The Respondent enquires in regards to the location the place I’m and the psychological state of the particular person I’ve talked about
Total, our chatbot is ready to answer our queries in accordance to the scenario and asks the related questions to offer preventive measures.
Learn Extra: Methods to construct a chatbot in Python?
What Enhancements will be made?
- Multilingual Assist: Can combine LLMs with robust multilingual capabilities which might permit the chatbot to work together seamlessly with customers from completely different areas and dialects.
- Actual-Time Transcription and Translation: Including speech-to-text and real-time translation might help bridge communication gaps.
- Location-Based mostly Providers: By integrating GPS or different real-time location-based APIs, the system can detect a consumer’s location and information the closest emergency services.
- Speech-to-Speech Interplay: We will additionally use speech-to-speech fashions which might make conversations really feel extra pure since they’re constructed for such functionalities.
- Advantageous-tuning the LLM: Customized fine-tuning of the LLM based mostly on emergency-specific information can enhance its understanding and supply extra correct responses.
To study extra about AI-powered voice brokers, observe these assets:
Conclusion
On this article, we efficiently constructed a voice-based emergency response chatbot utilizing a mixture of AI fashions and a few related instruments.
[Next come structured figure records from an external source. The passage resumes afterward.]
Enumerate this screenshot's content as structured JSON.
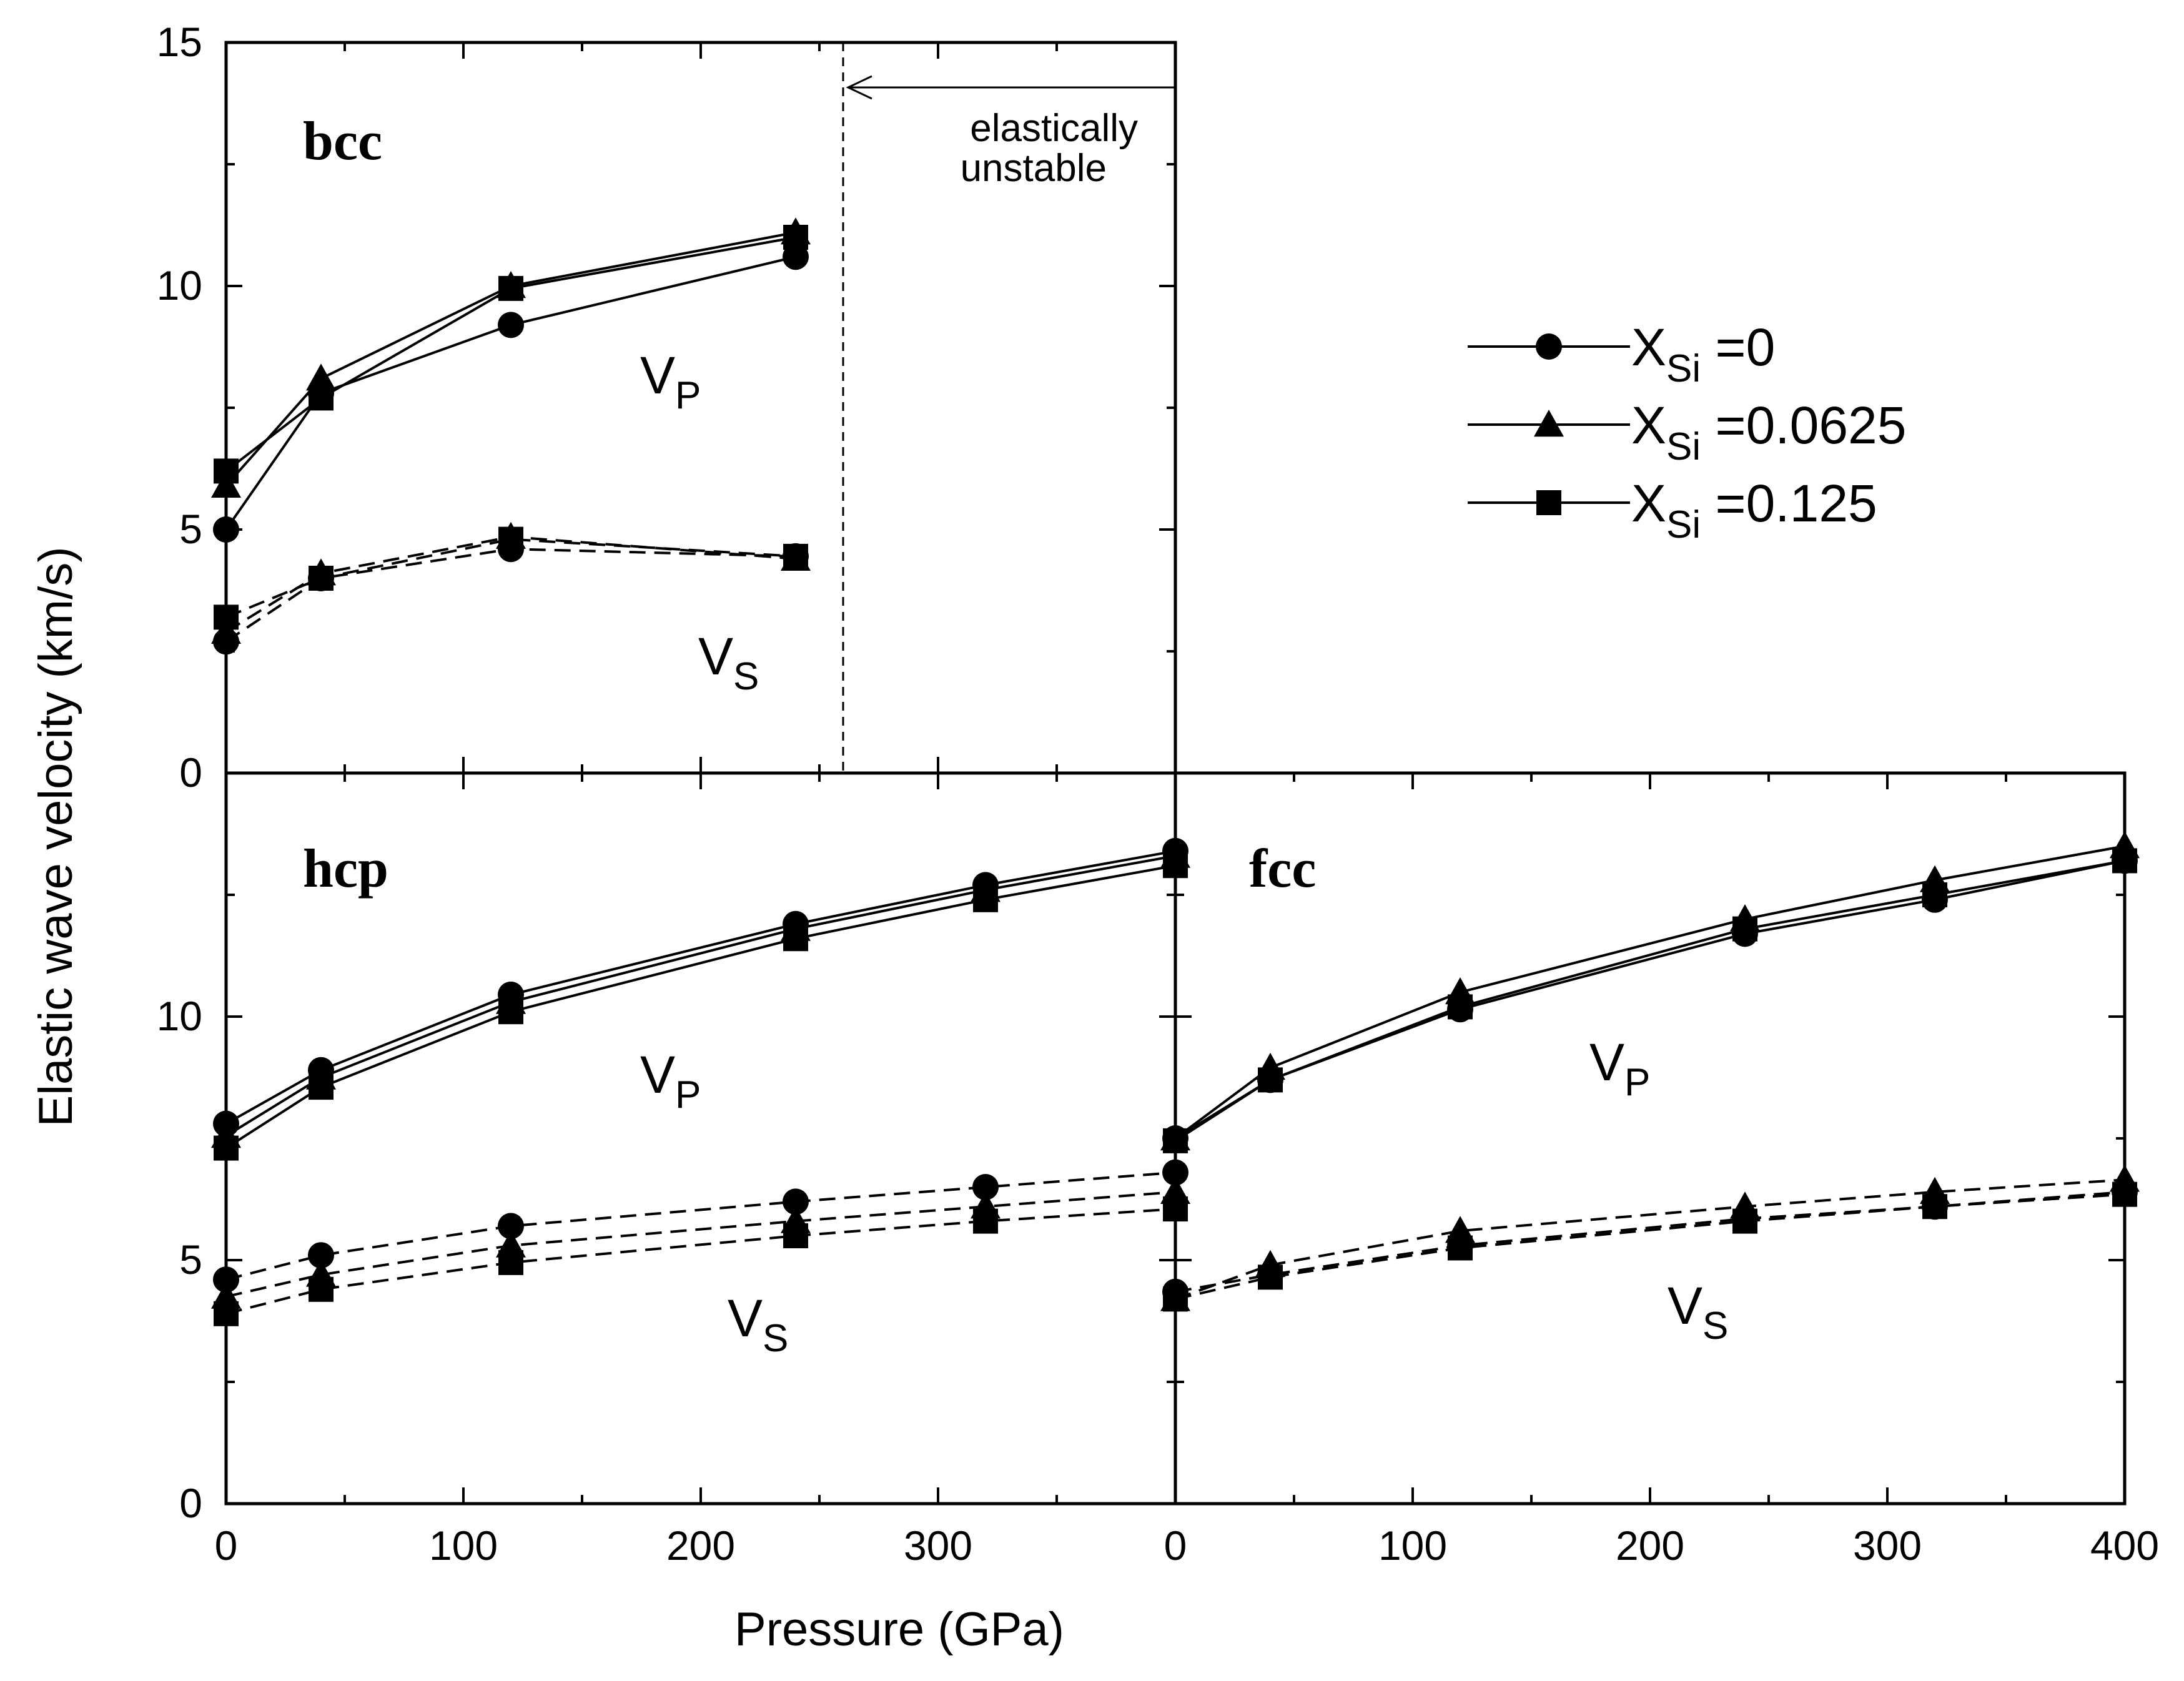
{
  "chart_data": {
    "type": "line",
    "xlabel": "Pressure (GPa)",
    "ylabel": "Elastic wave velocity (km/s)",
    "legend": {
      "placement": "right",
      "entries": [
        {
          "symbol": "circle",
          "prefix": "X",
          "sub": "Si",
          "value": " =0"
        },
        {
          "symbol": "triangle",
          "prefix": "X",
          "sub": "Si",
          "value": " =0.0625"
        },
        {
          "symbol": "square",
          "prefix": "X",
          "sub": "Si",
          "value": " =0.125"
        }
      ]
    },
    "wave_labels": {
      "p_main": "V",
      "p_sub": "P",
      "s_main": "V",
      "s_sub": "S"
    },
    "panels": [
      {
        "name": "bcc",
        "xlim": [
          0,
          400
        ],
        "ylim": [
          0,
          15
        ],
        "yticks": [
          "0",
          "5",
          "10",
          "15"
        ],
        "xticks": [],
        "annotation": {
          "line1": "elastically",
          "line2": "unstable",
          "boundary_x": 260
        },
        "series": [
          {
            "name": "X_Si =0",
            "kind": "Vp",
            "marker": "circle",
            "x": [
              0,
              40,
              120,
              240
            ],
            "y": [
              5.0,
              7.8,
              9.2,
              10.6
            ]
          },
          {
            "name": "X_Si =0.0625",
            "kind": "Vp",
            "marker": "triangle",
            "x": [
              0,
              40,
              120,
              240
            ],
            "y": [
              5.9,
              8.1,
              10.0,
              11.1
            ]
          },
          {
            "name": "X_Si =0.125",
            "kind": "Vp",
            "marker": "square",
            "x": [
              0,
              40,
              120,
              240
            ],
            "y": [
              6.2,
              7.7,
              9.95,
              11.0
            ]
          },
          {
            "name": "X_Si =0",
            "kind": "Vs",
            "marker": "circle",
            "x": [
              0,
              40,
              120,
              240
            ],
            "y": [
              2.7,
              4.0,
              4.6,
              4.45
            ]
          },
          {
            "name": "X_Si =0.0625",
            "kind": "Vs",
            "marker": "triangle",
            "x": [
              0,
              40,
              120,
              240
            ],
            "y": [
              2.9,
              4.1,
              4.85,
              4.4
            ]
          },
          {
            "name": "X_Si =0.125",
            "kind": "Vs",
            "marker": "square",
            "x": [
              0,
              40,
              120,
              240
            ],
            "y": [
              3.2,
              4.0,
              4.8,
              4.45
            ]
          }
        ]
      },
      {
        "name": "hcp",
        "xlim": [
          0,
          400
        ],
        "ylim": [
          0,
          15
        ],
        "yticks": [
          "0",
          "5",
          "10"
        ],
        "xticks": [
          "0",
          "100",
          "200",
          "300"
        ],
        "series": [
          {
            "name": "X_Si =0",
            "kind": "Vp",
            "marker": "circle",
            "x": [
              0,
              40,
              120,
              240,
              320,
              400
            ],
            "y": [
              7.8,
              8.9,
              10.45,
              11.9,
              12.7,
              13.4
            ]
          },
          {
            "name": "X_Si =0.0625",
            "kind": "Vp",
            "marker": "triangle",
            "x": [
              0,
              40,
              120,
              240,
              320,
              400
            ],
            "y": [
              7.55,
              8.75,
              10.3,
              11.8,
              12.6,
              13.3
            ]
          },
          {
            "name": "X_Si =0.125",
            "kind": "Vp",
            "marker": "square",
            "x": [
              0,
              40,
              120,
              240,
              320,
              400
            ],
            "y": [
              7.3,
              8.55,
              10.1,
              11.6,
              12.4,
              13.1
            ]
          },
          {
            "name": "X_Si =0",
            "kind": "Vs",
            "marker": "circle",
            "x": [
              0,
              40,
              120,
              240,
              320,
              400
            ],
            "y": [
              4.6,
              5.1,
              5.7,
              6.2,
              6.5,
              6.8
            ]
          },
          {
            "name": "X_Si =0.0625",
            "kind": "Vs",
            "marker": "triangle",
            "x": [
              0,
              40,
              120,
              240,
              320,
              400
            ],
            "y": [
              4.25,
              4.7,
              5.3,
              5.8,
              6.1,
              6.4
            ]
          },
          {
            "name": "X_Si =0.125",
            "kind": "Vs",
            "marker": "square",
            "x": [
              0,
              40,
              120,
              240,
              320,
              400
            ],
            "y": [
              3.9,
              4.4,
              4.95,
              5.5,
              5.8,
              6.05
            ]
          }
        ]
      },
      {
        "name": "fcc",
        "xlim": [
          0,
          400
        ],
        "ylim": [
          0,
          15
        ],
        "yticks": [],
        "xticks": [
          "0",
          "100",
          "200",
          "300",
          "400"
        ],
        "series": [
          {
            "name": "X_Si =0",
            "kind": "Vp",
            "marker": "circle",
            "x": [
              0,
              40,
              120,
              240,
              320,
              400
            ],
            "y": [
              7.5,
              8.7,
              10.15,
              11.7,
              12.4,
              13.2
            ]
          },
          {
            "name": "X_Si =0.0625",
            "kind": "Vp",
            "marker": "triangle",
            "x": [
              0,
              40,
              120,
              240,
              320,
              400
            ],
            "y": [
              7.5,
              8.95,
              10.5,
              12.0,
              12.8,
              13.5
            ]
          },
          {
            "name": "X_Si =0.125",
            "kind": "Vp",
            "marker": "square",
            "x": [
              0,
              40,
              120,
              240,
              320,
              400
            ],
            "y": [
              7.45,
              8.7,
              10.2,
              11.8,
              12.5,
              13.2
            ]
          },
          {
            "name": "X_Si =0",
            "kind": "Vs",
            "marker": "circle",
            "x": [
              0,
              40,
              120,
              240,
              320,
              400
            ],
            "y": [
              4.35,
              4.7,
              5.3,
              5.85,
              6.1,
              6.4
            ]
          },
          {
            "name": "X_Si =0.0625",
            "kind": "Vs",
            "marker": "triangle",
            "x": [
              0,
              40,
              120,
              240,
              320,
              400
            ],
            "y": [
              4.2,
              4.9,
              5.6,
              6.1,
              6.4,
              6.65
            ]
          },
          {
            "name": "X_Si =0.125",
            "kind": "Vs",
            "marker": "square",
            "x": [
              0,
              40,
              120,
              240,
              320,
              400
            ],
            "y": [
              4.2,
              4.65,
              5.25,
              5.8,
              6.1,
              6.35
            ]
          }
        ]
      }
    ]
  }
}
This chatbot replicates the position of a skilled emergency operator which is able to dealing with high-stress conditions from medical crises, and hearth incidents to psychological well being help utilizing a peaceful, assertive that may alter the conduct of our LLM to go well with the various real-world emergencies, making the expertise extra lifelike for each city and rural situation.
Login to proceed studying and revel in expert-curated content material.